As Irish Water prepares to begin issuing cheques, three of Ireland’s foremost homeless charities have launched a new national advertising and public information campaign urging those that can afford to donate, to do so.
The Simon Communities, Focus Ireland and the Peter McVerry Trust have joined forces to form ‘The Refund Project.’
Campaigners have said that even a fraction of the water refunds due could help make an enormous difference in the delivery of much needed housing.
The campaign will be overseen by a ‘special oversight group’ chaired by the former head of the Workplace Relations Commission, Kieran Mulvey.
He said homelessness is the “greatest social problem facing post-recession Ireland.”
“We are hoping that Irish people when they see the level of the refund – it may not as big as they expected – that they would give us the benefit of that generosity so we can put it towards the most important cause in our country.”
The latest government figures revealed that there was a record 8,374 homeless people in Ireland at the end of September.
The figure includes 3,124 children.
A number of homeless charities have urged the Government to declare a national emergency in response to the crisis, amid warnings that there will be further deaths on the streets if emergency winter beds are not brought into service ahead of schedule.

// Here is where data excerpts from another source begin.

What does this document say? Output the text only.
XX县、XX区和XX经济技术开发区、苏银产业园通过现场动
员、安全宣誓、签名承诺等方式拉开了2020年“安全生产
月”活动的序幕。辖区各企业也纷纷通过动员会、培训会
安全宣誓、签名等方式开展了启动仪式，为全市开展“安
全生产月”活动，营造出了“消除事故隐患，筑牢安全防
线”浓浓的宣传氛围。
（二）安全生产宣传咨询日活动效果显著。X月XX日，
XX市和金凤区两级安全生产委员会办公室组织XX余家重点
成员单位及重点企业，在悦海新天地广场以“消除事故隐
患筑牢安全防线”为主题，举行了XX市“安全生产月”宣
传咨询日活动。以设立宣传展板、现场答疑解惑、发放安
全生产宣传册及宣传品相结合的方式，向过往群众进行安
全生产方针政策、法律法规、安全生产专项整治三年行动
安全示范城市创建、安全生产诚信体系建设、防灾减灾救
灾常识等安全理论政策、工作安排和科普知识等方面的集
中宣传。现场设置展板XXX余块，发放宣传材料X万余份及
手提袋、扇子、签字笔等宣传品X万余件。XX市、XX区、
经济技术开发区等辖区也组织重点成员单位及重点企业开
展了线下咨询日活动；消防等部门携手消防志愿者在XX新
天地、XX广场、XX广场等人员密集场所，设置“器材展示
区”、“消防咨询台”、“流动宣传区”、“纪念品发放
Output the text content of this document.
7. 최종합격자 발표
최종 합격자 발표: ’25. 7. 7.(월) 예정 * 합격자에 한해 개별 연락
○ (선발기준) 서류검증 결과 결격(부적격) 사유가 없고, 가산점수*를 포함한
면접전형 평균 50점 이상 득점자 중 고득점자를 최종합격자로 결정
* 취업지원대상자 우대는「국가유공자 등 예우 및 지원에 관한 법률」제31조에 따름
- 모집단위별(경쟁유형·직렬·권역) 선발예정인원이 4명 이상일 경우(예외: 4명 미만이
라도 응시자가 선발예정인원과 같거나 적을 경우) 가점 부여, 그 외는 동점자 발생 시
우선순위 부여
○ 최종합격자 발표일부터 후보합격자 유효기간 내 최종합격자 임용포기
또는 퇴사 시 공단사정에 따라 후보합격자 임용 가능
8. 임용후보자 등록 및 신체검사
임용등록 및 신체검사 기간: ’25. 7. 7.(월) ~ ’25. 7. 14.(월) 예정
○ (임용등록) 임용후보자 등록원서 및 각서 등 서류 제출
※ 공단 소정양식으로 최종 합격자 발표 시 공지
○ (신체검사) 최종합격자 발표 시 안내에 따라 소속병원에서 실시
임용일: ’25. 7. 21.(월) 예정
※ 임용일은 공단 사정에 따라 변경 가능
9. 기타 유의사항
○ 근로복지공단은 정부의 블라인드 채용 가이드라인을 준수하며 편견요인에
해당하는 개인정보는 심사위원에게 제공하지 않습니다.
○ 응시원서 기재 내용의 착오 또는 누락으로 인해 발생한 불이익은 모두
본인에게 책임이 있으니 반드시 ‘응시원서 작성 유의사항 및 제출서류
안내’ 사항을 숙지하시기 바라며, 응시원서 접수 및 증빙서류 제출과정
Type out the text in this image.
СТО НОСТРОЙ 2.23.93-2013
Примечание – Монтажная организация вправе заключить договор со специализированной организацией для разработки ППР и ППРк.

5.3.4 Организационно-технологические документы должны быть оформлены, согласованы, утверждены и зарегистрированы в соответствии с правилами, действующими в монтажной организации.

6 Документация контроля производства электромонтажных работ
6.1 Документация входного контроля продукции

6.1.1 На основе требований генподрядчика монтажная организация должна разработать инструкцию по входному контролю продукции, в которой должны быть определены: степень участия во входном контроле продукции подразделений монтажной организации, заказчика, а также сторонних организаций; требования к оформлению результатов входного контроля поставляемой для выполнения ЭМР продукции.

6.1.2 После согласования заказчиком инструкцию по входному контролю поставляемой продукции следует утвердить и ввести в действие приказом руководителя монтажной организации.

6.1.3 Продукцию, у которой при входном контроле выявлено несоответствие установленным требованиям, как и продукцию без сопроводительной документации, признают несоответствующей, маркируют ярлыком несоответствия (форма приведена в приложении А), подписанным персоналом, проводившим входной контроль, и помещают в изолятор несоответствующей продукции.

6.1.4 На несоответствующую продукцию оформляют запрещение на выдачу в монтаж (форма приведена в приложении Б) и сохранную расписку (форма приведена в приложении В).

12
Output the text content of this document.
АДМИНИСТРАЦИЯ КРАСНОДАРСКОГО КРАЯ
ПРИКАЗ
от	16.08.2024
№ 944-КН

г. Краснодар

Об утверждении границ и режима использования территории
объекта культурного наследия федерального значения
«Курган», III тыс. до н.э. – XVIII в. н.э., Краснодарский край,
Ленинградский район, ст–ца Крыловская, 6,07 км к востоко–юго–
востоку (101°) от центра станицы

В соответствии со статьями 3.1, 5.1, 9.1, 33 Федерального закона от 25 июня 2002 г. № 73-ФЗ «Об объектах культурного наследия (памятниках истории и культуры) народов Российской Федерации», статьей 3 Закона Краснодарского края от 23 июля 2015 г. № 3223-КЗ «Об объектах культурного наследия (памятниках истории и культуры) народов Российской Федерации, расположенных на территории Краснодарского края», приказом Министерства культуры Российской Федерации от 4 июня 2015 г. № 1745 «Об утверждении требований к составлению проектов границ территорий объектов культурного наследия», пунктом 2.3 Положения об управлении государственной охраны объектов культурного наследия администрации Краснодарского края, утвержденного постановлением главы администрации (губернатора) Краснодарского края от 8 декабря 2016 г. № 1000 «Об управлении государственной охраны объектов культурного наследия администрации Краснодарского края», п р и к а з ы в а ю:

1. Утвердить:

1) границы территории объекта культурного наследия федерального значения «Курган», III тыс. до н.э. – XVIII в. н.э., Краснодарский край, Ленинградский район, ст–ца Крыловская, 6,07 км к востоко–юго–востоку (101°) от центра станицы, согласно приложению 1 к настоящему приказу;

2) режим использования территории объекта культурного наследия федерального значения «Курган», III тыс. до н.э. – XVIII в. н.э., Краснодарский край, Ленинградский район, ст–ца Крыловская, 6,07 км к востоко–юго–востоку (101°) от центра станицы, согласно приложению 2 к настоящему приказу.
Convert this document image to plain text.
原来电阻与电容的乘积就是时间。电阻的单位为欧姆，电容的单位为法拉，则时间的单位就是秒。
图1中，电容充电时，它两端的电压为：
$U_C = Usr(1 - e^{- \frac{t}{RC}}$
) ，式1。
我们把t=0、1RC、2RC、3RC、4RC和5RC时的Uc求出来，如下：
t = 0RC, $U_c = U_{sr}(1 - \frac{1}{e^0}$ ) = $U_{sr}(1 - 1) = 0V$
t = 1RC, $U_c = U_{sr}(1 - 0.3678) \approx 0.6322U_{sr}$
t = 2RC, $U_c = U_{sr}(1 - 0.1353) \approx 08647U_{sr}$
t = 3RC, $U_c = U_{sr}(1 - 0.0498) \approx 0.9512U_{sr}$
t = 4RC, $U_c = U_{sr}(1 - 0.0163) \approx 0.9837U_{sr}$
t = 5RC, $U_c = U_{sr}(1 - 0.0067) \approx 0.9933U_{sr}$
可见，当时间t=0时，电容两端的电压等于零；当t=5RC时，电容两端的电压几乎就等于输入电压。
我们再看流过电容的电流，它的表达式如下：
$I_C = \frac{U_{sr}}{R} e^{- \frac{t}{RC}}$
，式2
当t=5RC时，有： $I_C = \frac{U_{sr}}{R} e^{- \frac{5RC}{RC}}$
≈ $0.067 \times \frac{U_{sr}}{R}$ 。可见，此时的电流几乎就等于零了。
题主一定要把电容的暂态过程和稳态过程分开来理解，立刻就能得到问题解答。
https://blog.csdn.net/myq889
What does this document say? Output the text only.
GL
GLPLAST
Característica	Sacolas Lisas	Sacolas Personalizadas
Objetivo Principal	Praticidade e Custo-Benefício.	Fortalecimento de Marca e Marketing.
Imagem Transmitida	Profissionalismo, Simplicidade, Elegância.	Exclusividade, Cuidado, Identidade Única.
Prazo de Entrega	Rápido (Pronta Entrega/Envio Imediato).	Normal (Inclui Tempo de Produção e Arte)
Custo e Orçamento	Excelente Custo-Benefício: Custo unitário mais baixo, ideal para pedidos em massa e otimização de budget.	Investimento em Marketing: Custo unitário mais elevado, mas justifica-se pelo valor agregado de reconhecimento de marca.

Mr Mulvey said the new campaign can help “create a lasting and more positive outcome to the negative legacy of the recession years and provide that most fundamental of rights - a home.”
He said it provides a “simple but compelling appeal for those who can afford it, to play their part in combating the crisis:
“Think community, think nation and think of the people who have lost out because of the excesses of others and refund that cheque to this project – the Refund Project – to build homes for people so they can live in security and so that their children can grow up in an appropriate environment,” he said.
In a joint statement the three charities warned that the campaign “will not lessen in any way the responsibility of government and policy makers to drive forward the national homelessness strategy.”
“For many - including those struggling to keep a roof over their heads - the refund of water charges will help making ends meet," they said.
"For others who are more fortunate; it will be a welcome windfall - and it is to those that we will direct this appeal.
"For our part – we are coming together to create a national charitable campaign to enable the public to easily donate their refunded monies towards this hugely worthwhile project.”
Further details on how people can donate and the projects the funds will be used for are due to be announced in the coming weeks.